Whereas the original Champion System roadsuit was built with a traditional shorts and jersey as the blueprint, this approach is from the opposite side – starting with a time trial skinsuit and adapting its technology and fit to the demands of a road stage. As Chris explains, approaching it from this direction ensures that the key benefits of the skinsuit, namely the aerodynamics and comfort, are fully mapped across.
As with the zipless jersey, the only obstacle to getting the whole team into a skinsuit for road stages seems to be tradition and suspicion around change. “In general, the younger guys are generally keener to wear a roadsuit rather than a jersey-shorts combo, especially Fernando,” says Chris. “Some of the riders even say they don’t want any jerseys and shorts, and that they’ll wear a skinsuit for every stage.
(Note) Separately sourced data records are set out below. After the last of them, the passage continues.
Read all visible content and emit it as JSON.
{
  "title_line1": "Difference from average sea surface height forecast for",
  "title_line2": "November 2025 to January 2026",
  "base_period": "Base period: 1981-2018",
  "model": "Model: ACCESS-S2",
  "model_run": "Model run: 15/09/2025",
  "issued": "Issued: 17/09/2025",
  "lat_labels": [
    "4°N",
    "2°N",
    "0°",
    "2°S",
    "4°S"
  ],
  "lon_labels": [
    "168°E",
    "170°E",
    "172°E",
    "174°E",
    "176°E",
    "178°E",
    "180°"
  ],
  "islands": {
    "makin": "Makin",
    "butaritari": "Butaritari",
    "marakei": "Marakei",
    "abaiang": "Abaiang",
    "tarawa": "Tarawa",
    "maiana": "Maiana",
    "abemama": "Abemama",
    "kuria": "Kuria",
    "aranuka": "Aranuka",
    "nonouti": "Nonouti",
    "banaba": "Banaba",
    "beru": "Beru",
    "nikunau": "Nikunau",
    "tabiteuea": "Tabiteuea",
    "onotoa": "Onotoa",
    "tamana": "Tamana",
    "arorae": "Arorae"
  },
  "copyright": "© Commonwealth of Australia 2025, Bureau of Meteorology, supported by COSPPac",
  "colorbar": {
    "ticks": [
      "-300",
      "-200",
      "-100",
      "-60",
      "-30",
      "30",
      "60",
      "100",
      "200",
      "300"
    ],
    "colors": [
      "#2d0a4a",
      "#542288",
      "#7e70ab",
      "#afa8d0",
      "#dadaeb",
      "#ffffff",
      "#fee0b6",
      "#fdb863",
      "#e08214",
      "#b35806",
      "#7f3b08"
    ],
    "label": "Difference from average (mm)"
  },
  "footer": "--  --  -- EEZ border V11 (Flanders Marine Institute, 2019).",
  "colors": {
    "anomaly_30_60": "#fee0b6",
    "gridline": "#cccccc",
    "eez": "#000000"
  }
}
However, some of the slightly older, more old-school riders, such as Sergio Henao, don’t want to go anywhere near it.”
So, if you’re looking for kit for your team’s 2020 season, and want something that’s been tested in a battle with the Italian national champion, then going to Champion System may well be the best place to go.
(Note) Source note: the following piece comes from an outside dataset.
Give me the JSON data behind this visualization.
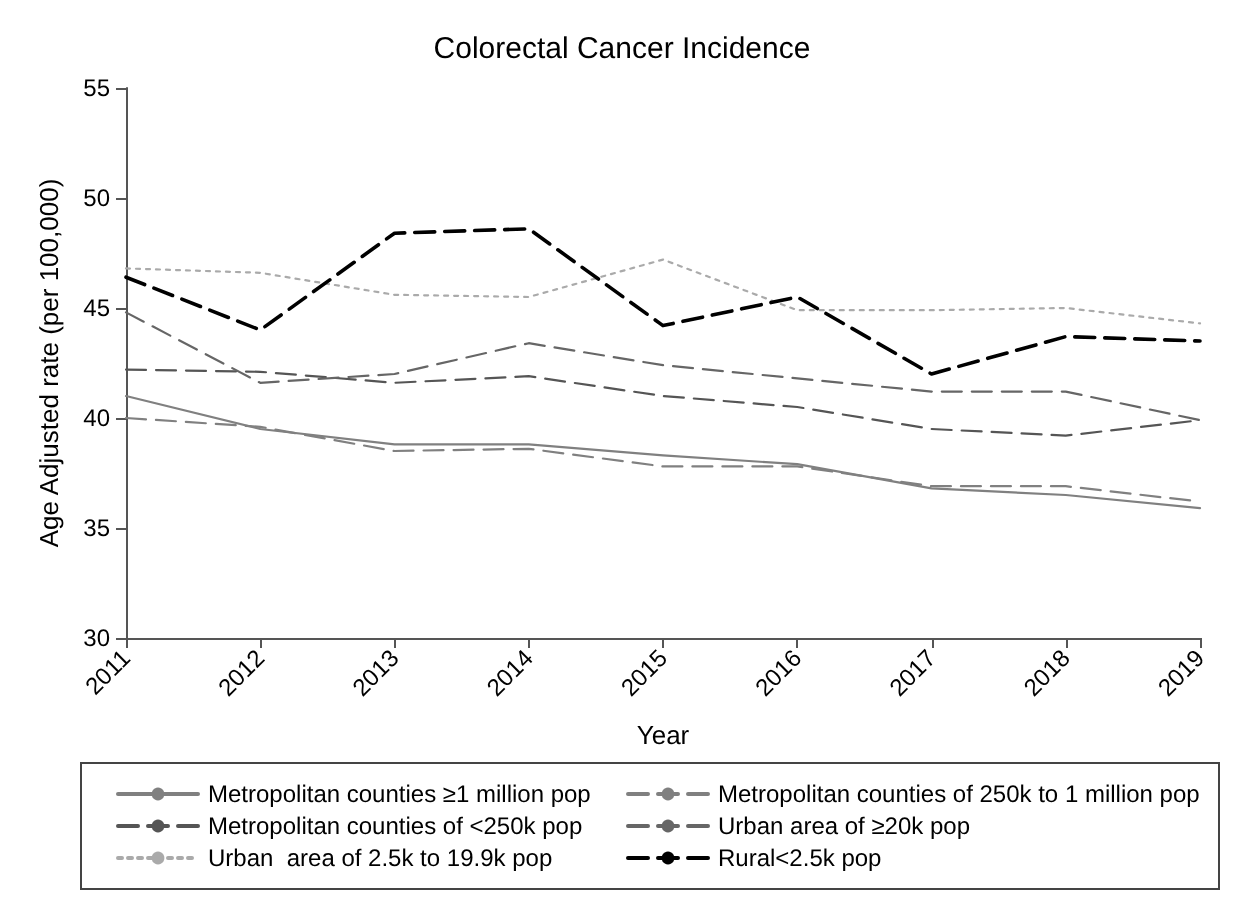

Just as Dan Martin and Fernando Gaviria need every gain possible to give them the results that they’ve spent so long training for, you and I want the best. If you’ve spent months slaving away on the turbo trainer after work and sacrificing family time at the weekends to train and prepare for that big Gran Fondo or stage race, you want to do everything in your power to get the best result possible. And this is evident in Champion System’s sales mix.
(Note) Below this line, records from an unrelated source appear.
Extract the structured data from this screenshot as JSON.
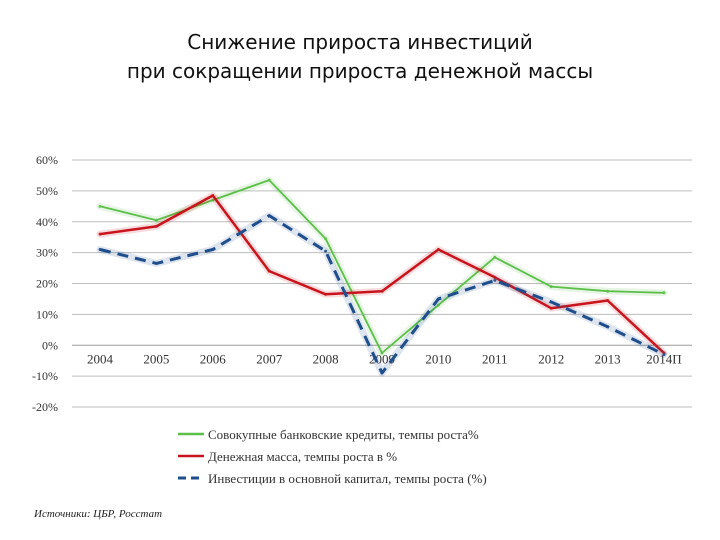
{
  "title_lines": [
    "Снижение прироста инвестиций",
    "при сокращении прироста денежной массы"
  ],
  "source": "Источники: ЦБР, Росстат",
  "chart_data": {
    "type": "line",
    "title": "Снижение прироста инвестиций при сокращении прироста денежной массы",
    "categories": [
      "2004",
      "2005",
      "2006",
      "2007",
      "2008",
      "2009",
      "2010",
      "2011",
      "2012",
      "2013",
      "2014П"
    ],
    "y_ticks": [
      "60%",
      "50%",
      "40%",
      "30%",
      "20%",
      "10%",
      "0%",
      "-10%",
      "-20%"
    ],
    "ylim": [
      -20,
      60
    ],
    "y_unit": "%",
    "grid": true,
    "legend_position": "bottom",
    "series": [
      {
        "name": "Совокупные банковские кредиты, темпы роста%",
        "color": "#5cbf4a",
        "style": "solid",
        "values": [
          45,
          40.5,
          47,
          53.5,
          34.5,
          -2.5,
          13,
          28.5,
          19,
          17.5,
          17
        ]
      },
      {
        "name": "Денежная масса, темпы роста в %",
        "color": "#c8141c",
        "style": "solid",
        "values": [
          36,
          38.5,
          48.5,
          24,
          16.5,
          17.5,
          31,
          22,
          12,
          14.5,
          -2.5
        ]
      },
      {
        "name": "Инвестиции в основной капитал, темпы роста (%)",
        "color": "#1f4e8c",
        "style": "dashed",
        "values": [
          31,
          26.5,
          31,
          42,
          30.5,
          -9,
          15,
          21,
          14,
          6,
          -3
        ]
      }
    ]
  }
}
As Chris explains: “We’re seeing a much bigger volume of our custom kit sales coming from our most technical apparel now. And it’s becoming more and more expected, people are looking out for an updated version every year, with new developments at every iteration. It’s becoming one of the most important parts of our business. We’re constantly re-investing funds in developing the area and keep looking at other areas to work on.”
A few years ago, suggesting wearing a skinsuit in a road race, or wearing a jersey with a low-cut neckline, would have got you laughed at. Now, it’s more or less the norm. With Champion System constantly testing on the best and investing for yet more innovation, all with the aim of providing you, the punter, the very best, what might you see in your next weekend road race?
The possibilities are endless. But if you want some clues, just keep your eye on what the riders at UAE-Team Emirates are wearing now to know what you could be wearing in six months time.